Ouvida durante mais uma sessão do julgamento do caso que envolve Alvin Chau, ex-líder da Suncity, e mais 20 arguidos, acusados de crimes como exploração de jogo ilícito, envolvimento em associação criminosa, fraudes e branqueamento de capitais, Wong Long Peng disse que a DICJ não detectou “grandes discrepâncias” entre as demonstrações financeiras mensais da Suncity e das seis operadoras de jogo em termos das comissões pagas aos “junkets”. Segundo disse, os documentos não mencionavam apostas paralelas, por telefone ou online.

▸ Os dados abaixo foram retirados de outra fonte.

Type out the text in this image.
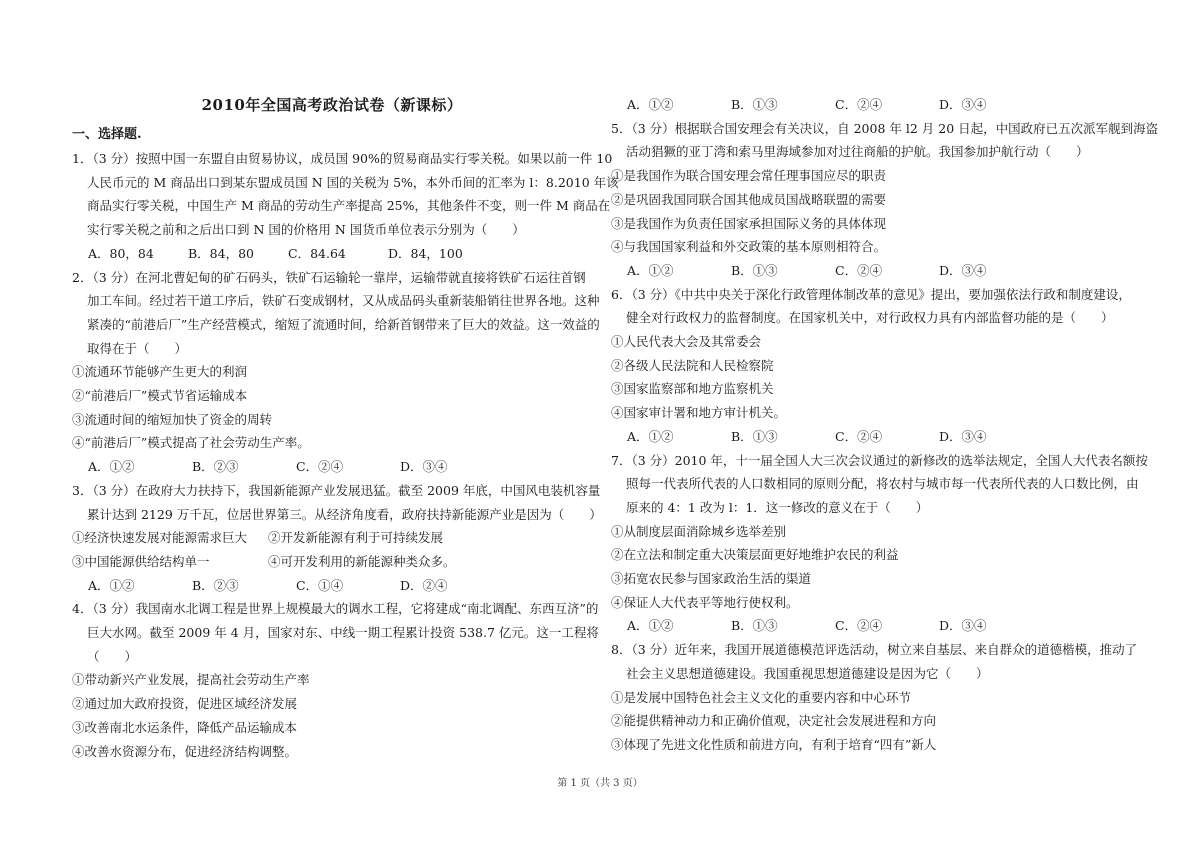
2010年全国高考政治试卷（新课标）
一、选择题.
1．（3 分）按照中国一东盟自由贸易协议，成员国 90%的贸易商品实行零关税。如果以前一件 10
人民币元的 M 商品出口到某东盟成员国 N 国的关税为 5%，本外币间的汇率为 l：8.2010 年该
商品实行零关税，中国生产 M 商品的劳动生产率提高 25%，其他条件不变，则一件 M 商品在
实行零关税之前和之后出口到 N 国的价格用 N 国货币单位表示分别为（　　）
A．80，84	B．84，80	C．84.64	D．84，100
2．（3 分）在河北曹妃甸的矿石码头，铁矿石运输轮一靠岸，运输带就直接将铁矿石运往首钢
加工车间。经过若干道工序后，铁矿石变成钢材，又从成品码头重新装船销往世界各地。这种
紧凑的“前港后厂”生产经营模式，缩短了流通时间，给新首钢带来了巨大的效益。这一效益的
取得在于（　　）
①流通环节能够产生更大的利润
②“前港后厂”模式节省运输成本
③流通时间的缩短加快了资金的周转
④“前港后厂”模式提高了社会劳动生产率。
A．①②	B．②③	C．②④	D．③④
3．（3 分）在政府大力扶持下，我国新能源产业发展迅猛。截至 2009 年底，中国风电装机容量
累计达到 2129 万千瓦，位居世界第三。从经济角度看，政府扶持新能源产业是因为（　　）
①经济快速发展对能源需求巨大	②开发新能源有利于可持续发展
③中国能源供给结构单一	④可开发利用的新能源种类众多。
A．①②	B．②③	C．①④	D．②④
4．（3 分）我国南水北调工程是世界上规模最大的调水工程，它将建成“南北调配、东西互济”的
巨大水网。截至 2009 年 4 月，国家对东、中线一期工程累计投资 538.7 亿元。这一工程将
（　　）
①带动新兴产业发展，提高社会劳动生产率
②通过加大政府投资，促进区域经济发展
③改善南北水运条件，降低产品运输成本
④改善水资源分布，促进经济结构调整。
A．①②	B．①③	C．②④	D．③④
5．（3 分）根据联合国安理会有关决议，自 2008 年 l2 月 20 日起，中国政府已五次派军舰到海盗
活动猖獗的亚丁湾和索马里海域参加对过往商船的护航。我国参加护航行动（　　）
①是我国作为联合国安理会常任理事国应尽的职责
②是巩固我国同联合国其他成员国战略联盟的需要
③是我国作为负责任国家承担国际义务的具体体现
④与我国国家利益和外交政策的基本原则相符合。
A．①②	B．①③	C．②④	D．③④
6．（3 分）《中共中央关于深化行政管理体制改革的意见》提出，要加强依法行政和制度建设，
健全对行政权力的监督制度。在国家机关中，对行政权力具有内部监督功能的是（　　）
①人民代表大会及其常委会
②各级人民法院和人民检察院
③国家监察部和地方监察机关
④国家审计署和地方审计机关。
A．①②	B．①③	C．②④	D．③④
7．（3 分）2010 年，十一届全国人大三次会议通过的新修改的选举法规定，全国人大代表名额按
照每一代表所代表的人口数相同的原则分配，将农村与城市每一代表所代表的人口数比例，由
原来的 4：1 改为 l：1．这一修改的意义在于（　　）
①从制度层面消除城乡选举差别
②在立法和制定重大决策层面更好地维护农民的利益
③拓宽农民参与国家政治生活的渠道
④保证人大代表平等地行使权利。
A．①②	B．①③	C．②④	D．③④
8．（3 分）近年来，我国开展道德模范评选活动，树立来自基层、来自群众的道德楷模，推动了
社会主义思想道德建设。我国重视思想道德建设是因为它（　　）
①是发展中国特色社会主义文化的重要内容和中心环节
②能提供精神动力和正确价值观，决定社会发展进程和方向
③体现了先进文化性质和前进方向，有利于培育“四有”新人
第 1 页（共 3 页）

Lai U Hou, delegado do Ministério Público, declarou que o grupo de junkets terá escondido essas informações antes das inspecções da DICJ, mas Wong assumiu desconhecer essa eventualidade. “Não havia terceiros para verificarmos todas as informações fornecidas [pela Suncity]. Só podíamos rever as informações que nos permitiam ver”, afirmou, segundo a MNA.
A chefe da Divisão de Auditoria de Conformidade ressalvou ainda que as inspecções regulares da DICJ à situação financeira dos promotores de jogo “não são auditorias, mas apenas verificações”. “A nossa equipa tem apenas cerca de quatro ou cinco pessoas para fazer isso, mas havia cerca de 100 a 200 operadores junkets no passado”, realçou, acrescentando que o trabalho é desenvolvido de acordo com a capacidade do organismo.
No que diz respeito às inspecções “in loco”, a DICJ também também teve de agendar previamente reuniões com os funcionários da Suncity, e apenas analisou as informações apresentadas, explicou.
A testemunha indicou ainda que o controlo financeiro da Suncity apenas visava os seus negócios de jogo VIP em Macau, não cobrindo actividades no exterior que estavam fora do âmbito da supervisão da DICJ. Por outro lado, o organismo exigiu que os grandes grupos “junkets”, incluindo a Suncity, criassem um departamento de conformidade para melhorar a supervisão, de acordo com Wong Long Peng.